Justice of the Supreme Court of Ghana
- In office 13 July 2018 – 2 October 2022
- Appointed by: Nana Akuffo-Addo

Appeal Court Judge
- In office July 2010 – 2018
- Nominated by: John Atta Mills

High Court Judge
- In office November 1995 – July 2010
- President: Jerry John Rawlings

Personal details
- Born: 2 October 1952 (age 73) Ghana
- Alma mater: OLA Girls Senior High School (Ho); University of Ghana; Commonwealth Open University; Ghana School of Law;
- Profession: Judge

= Agnes Dordzie =

Ghanaian judge

Agnes Mercy Abla Dordzie is a Ghanaian judge. She was an active justice of the Supreme Court of Ghana until October 2022. She was appointed justice of the Supreme Court in 2018.

Dordzie was born in Taviefe-Deme in the Volta Region. After her studies at the Ghana School of Law, she was called to the bar. She worked as a state attorney and a private legal practitioner prior to serving on the bench. She has served on the bench from magistrate level to the Supreme Court of Ghana.

==Early life and education==
Dordzie was born 2 October 1952 at Taviefe-Deme in the Volta Region of Ghana.

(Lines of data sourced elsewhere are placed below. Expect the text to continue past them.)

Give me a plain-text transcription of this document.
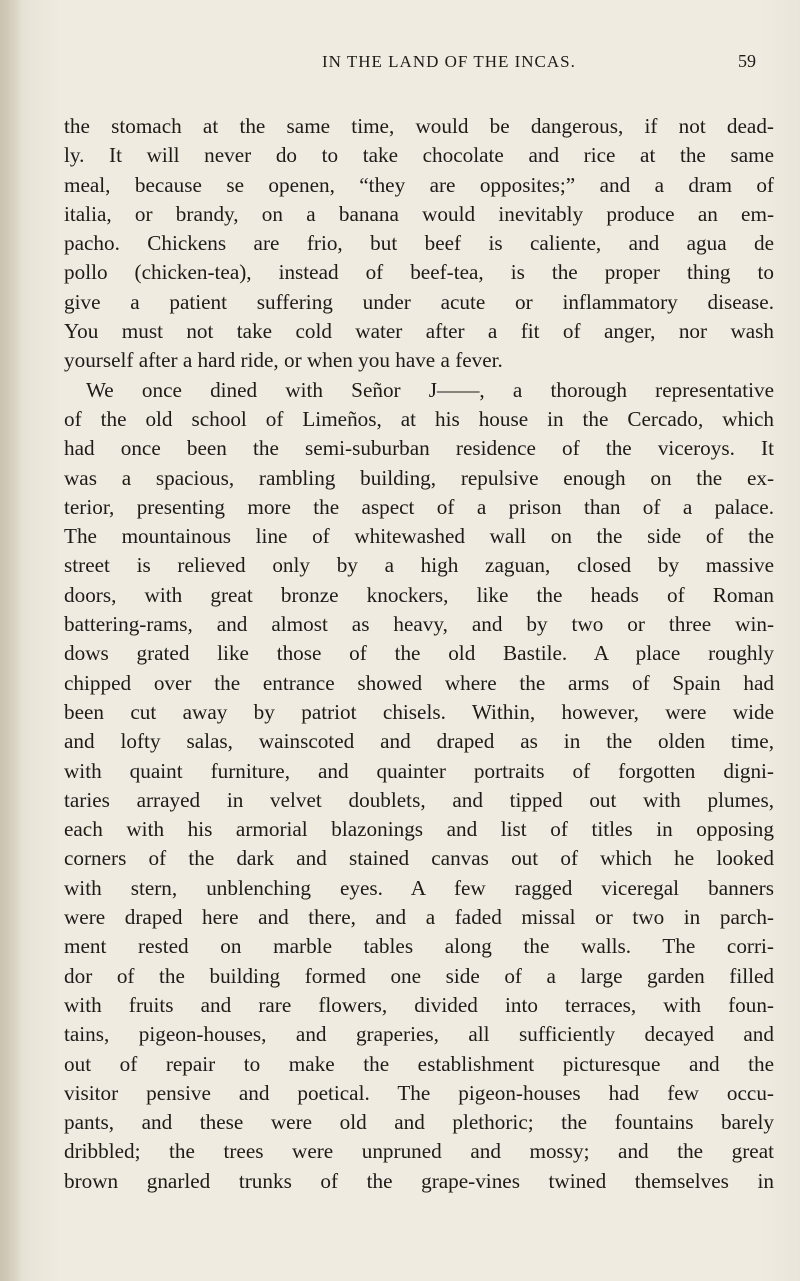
IN THE LAND OF THE INCAS.	59
the stomach at the same time, would be dangerous, if not dead-
ly. It will never do to take chocolate and rice at the same
meal, because se openen, “they are opposites;” and a dram of
italia, or brandy, on a banana would inevitably produce an em-
pacho. Chickens are frio, but beef is caliente, and agua de
pollo (chicken-tea), instead of beef-tea, is the proper thing to
give a patient suffering under acute or inflammatory disease.
You must not take cold water after a fit of anger, nor wash
yourself after a hard ride, or when you have a fever.
We once dined with Señor J——, a thorough representative
of the old school of Limeños, at his house in the Cercado, which
had once been the semi-suburban residence of the viceroys. It
was a spacious, rambling building, repulsive enough on the ex-
terior, presenting more the aspect of a prison than of a palace.
The mountainous line of whitewashed wall on the side of the
street is relieved only by a high zaguan, closed by massive
doors, with great bronze knockers, like the heads of Roman
battering-rams, and almost as heavy, and by two or three win-
dows grated like those of the old Bastile. A place roughly
chipped over the entrance showed where the arms of Spain had
been cut away by patriot chisels. Within, however, were wide
and lofty salas, wainscoted and draped as in the olden time,
with quaint furniture, and quainter portraits of forgotten digni-
taries arrayed in velvet doublets, and tipped out with plumes,
each with his armorial blazonings and list of titles in opposing
corners of the dark and stained canvas out of which he looked
with stern, unblenching eyes. A few ragged viceregal banners
were draped here and there, and a faded missal or two in parch-
ment rested on marble tables along the walls. The corri-
dor of the building formed one side of a large garden filled
with fruits and rare flowers, divided into terraces, with foun-
tains, pigeon-houses, and graperies, all sufficiently decayed and
out of repair to make the establishment picturesque and the
visitor pensive and poetical. The pigeon-houses had few occu-
pants, and these were old and plethoric; the fountains barely
dribbled; the trees were unpruned and mossy; and the great
brown gnarled trunks of the grape-vines twined themselves in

She began schooling at the Roman Catholic Primary School at Taviefe-Deme from 1957 to 1962. She started middle school in 1964 at the Roman Catholic Girls Middle school in Ho but moved a year later to Atibie Methodist Middle School in Atibie, Kwahu. She spent a year there as well before joining L/A Presby 'B' Extension Middle School in Koforidua where she obtained her Middle School Leaving Certificate in 1966. She began her secondary education at Awudome Secondary School in Tsito and continued at OLA Girls Secondary School, Ho in 1969. There, she obtained her Ordinary Level ('O'-Level) certificate in 1972 and her Advanced Level ('A'-Level) certificate in 1974. She proceeded to the University of Ghana to study Law and Political Science from 1974 to 1977. In January 1979, she enrolled at the Ghana School of Law graduating in November 1980 with a Barrister-at-law degree. She was called to the bar in November 1980.
In 2007 she pursued a master's degree program in International Relations at the Commonwealth Open University, British Virgin Islands, United Kingdom (Long Distance Learning) graduating in 2010. She also enrolled at the Institute of Theological Studies to study a six-month diploma course in Christian Counselling in 2014.

==Career==
Dordzie worked as a national service personnel at the National Council on Women and Development at Koforidua from 1977 to 1978. After she was called to the bar in November 1980, she joined the Attorney General's Department as an assistant state attorney until January 1983. A month later, she moved to Nigeria on a contract appointment to work with the Minister of Justice at Calabar, Cross River State as a state council. She later returned to Ghana to begin private legal practice at Adzoe Gbadegbe and Company. She remained in private legal practice until May 1987 when she appointed magistrate at Somanya. In November 1991 she was elevated to a Circuit Judge, working in Accra. She served as a High Court judge in Accra from November 1995 to November 2003. From December 2003 to November 2005, she was the supervising High Court judge of the Ashanti Region. Prior to her elevation to the Court of Appeal in July 2010, she was appointed by the Commonwealth Secretariat on the secondment of the Judiciary of Ghana to serve as a High Court judge in The Gambia. Dordzie was appointed justice of the Supreme Court of Ghana in 2018.

==Appointment==
Dordzie was nominated together with three other judges (Samuel Marful-Sau, Justice Professor Nii Ashie Kotey and Justice Nene Amegatcher) by the president of Ghana, Nana Akufo-Addo in 2018. After the names were sent to parliament, there were claims that her appointment and the appointment of Justice Samuel Marful-Sau were rewards and not justified as their promotions occurred after they (Justice Samuel Marful-Sau and Justice Agnes Dordzie) recommended that Electoral Commission Chair, Mrs. Charlotte Osei and her deputies be removed from office. The government however dismissed these claims claiming the nominations were in consultation with the Council of State and based on the advice of the Judicial Council. She was vetted in August 2018 and sworn into office in October 2018.